Kaede gülerek dikkat çekti. Ortak paylaşımları sebebiyle artık o da diğerleriyle samimiydi. "Ben de müdürden kurtuluruz diye tahmin ediyorum ama Kazutora-kun, sormak isterim. Değer miydi buna?" Omuz silkip dudak büktü. "Zaten sen de birkaç ay sonra cezaevine transfer edileceksin. Buradaki müdür ha gitmiş ha kalmış!"
"Bazı zamanlar ben de yaptığımın delilik olduğunu düşündüm ama bence buna değer. Çok sağlam dayak yedim, ağır cezalar aldım ama eninde sonunda o şerefsizi ifşa ettim. Ben gitsem bile burada kalacak çocuklar rahata erecekler. Tabii umarım müdürle cezaevinde karşılaşmam. İkimizin de mahkum olduğunu hayal bile edemiyorum."
"Ee!" diye üsteledi Daisuke. "Müdür ile görüşmeni anlatıyordun. Sonra kafan başka yere gitti. Sana tokat attıktan sonra ne oldu? Hiç konuştunuz mu? Elbet sana bir şey demiştir. Yoksa dümdüz hakaret mi etti?"
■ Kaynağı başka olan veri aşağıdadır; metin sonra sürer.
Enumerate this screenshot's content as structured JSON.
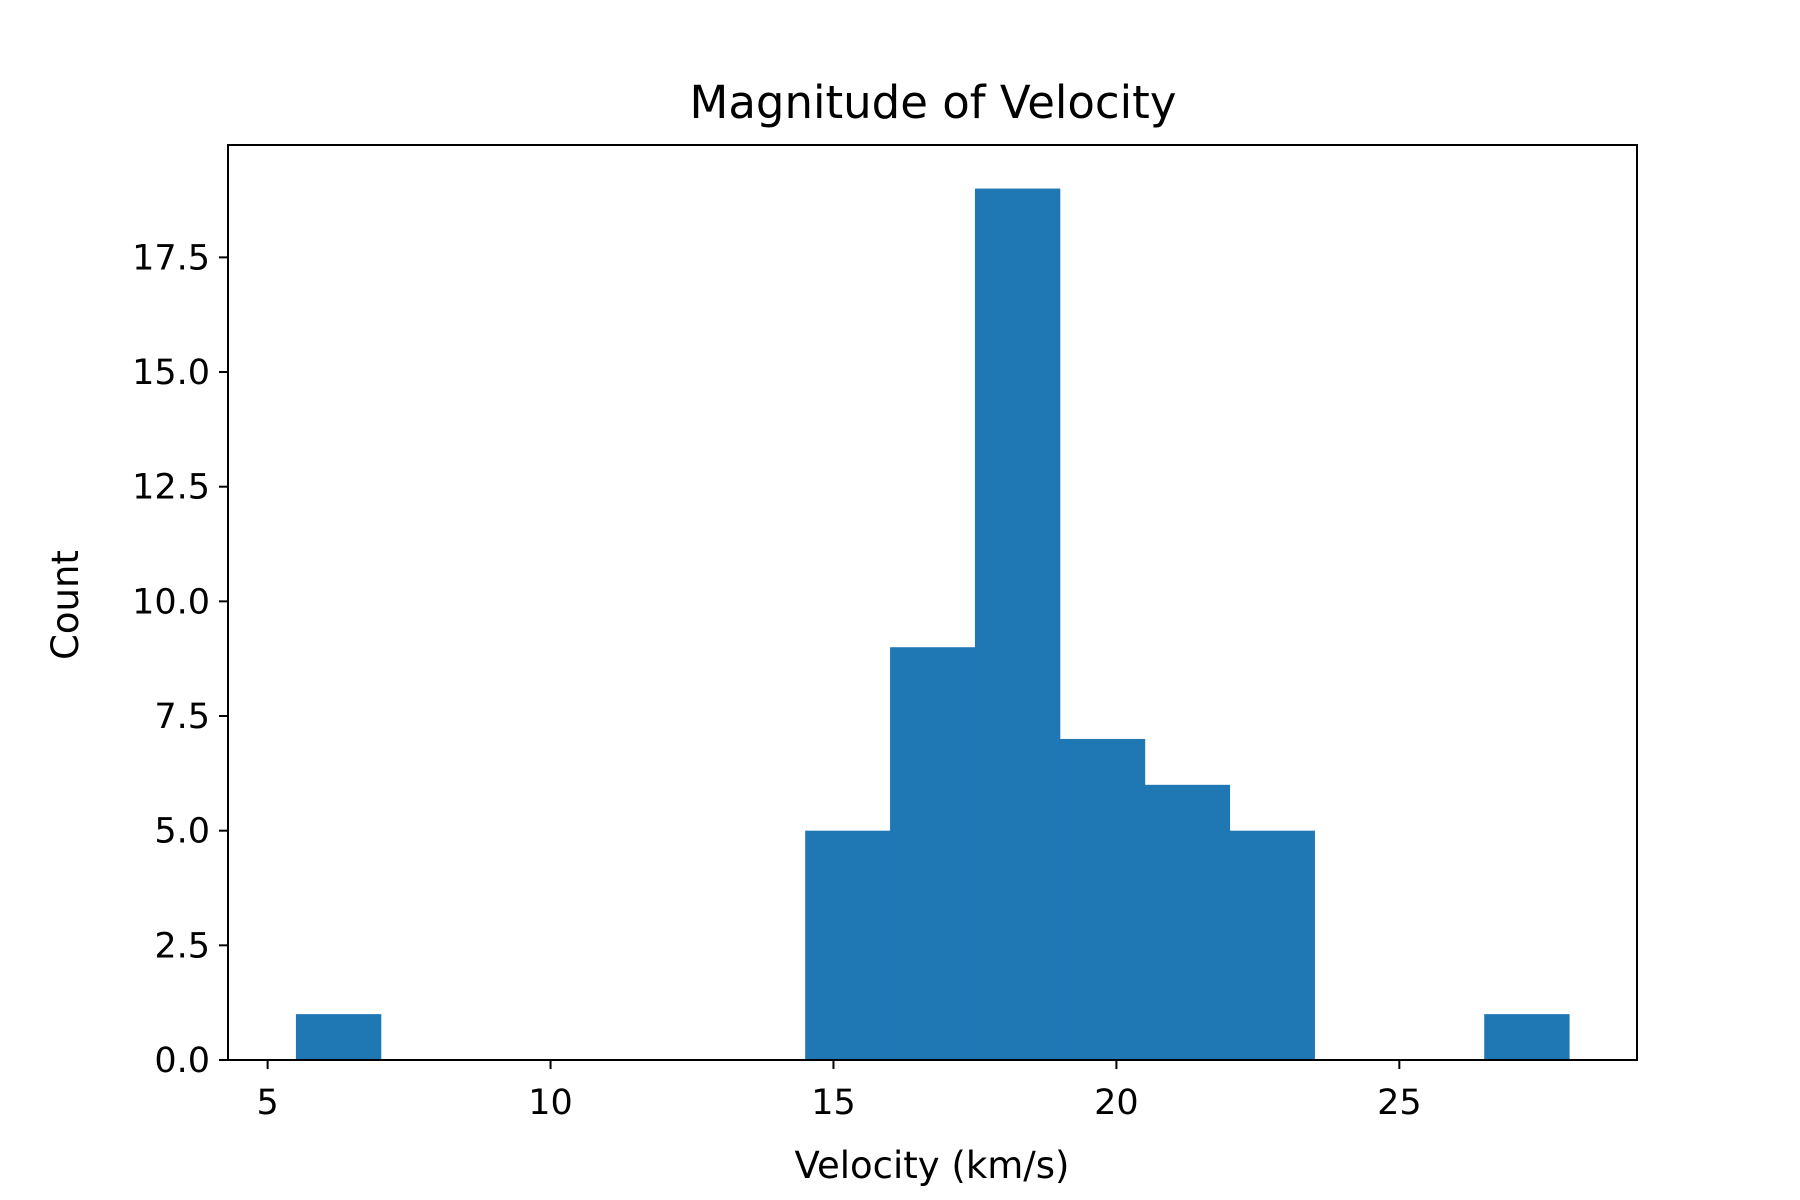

"Bana lanet bir piç olduğumu söyledi. Öfkeliydi evet ama kesinlikle korkutucu değildi. Hatta bence acınası bir haldeydi. Ona dedim ki: Sana seni buradan göndereceğimi söylemiştim. Eşyalarını toplamaya başlasan iyi edersin. Ben cezaevine transfer edilmeden ortadan kaldırılmış olursun."
Kazutora bu hikayeyi anlatırken çok eğleniyordu ve tüm bu planların ele başı olduğu için kendiyle gurur duyuyordu. Birkaç hafta boyunca kasıla kasıla dolaştıktan sonra ıslah evine yeni bir müdürün atandığının haberi geldi ve onun gelişinin akşamında hücreye bir gardiyan uğradı. Rutin bir gece sayımı sanmışlardı ama adamın ağzında haberler vardı.
"Kazutora-kun ve Daisuke-kun." diyerek dikkat çekti. Kazutora yıllardır babasından bile çok görüp, konuştuğu gardiyana bakınca adam devam etti. "Hazırlanmaya başlasanız iyi edersiniz. Daisuke-kun, cuma günü tahliye oluyorsun." Çocukların yüzüne kocaman bir gülümseme yayıldı. "Kazutora-kun, sen de aynı gün cezaevine transfer edileceksin."
Cezaevine gidecek olmak yıllardır Kazutora'nın gözünü korkutuyordu ama o an Daisuke için o kadar sevinmişti ki iki yıldır kardeşi bildiği çocuğa sarılırken kederlenemedi bile. "Vay be, Daisuke! Kurtuluyorsun!"
Tahliye ve transfer gününe daha iki gün var, diye düşünmüşlerdi ama kimse bu iki günün nasıl geçtiğini anlamadı. Kazutora bu süreç içinde; tanıdığı insanlarla vedalaştı, zaten azıcık yer kaplayan kişisel eşyalarını topladı ve iyi bir çocuk olması için nasihat etti.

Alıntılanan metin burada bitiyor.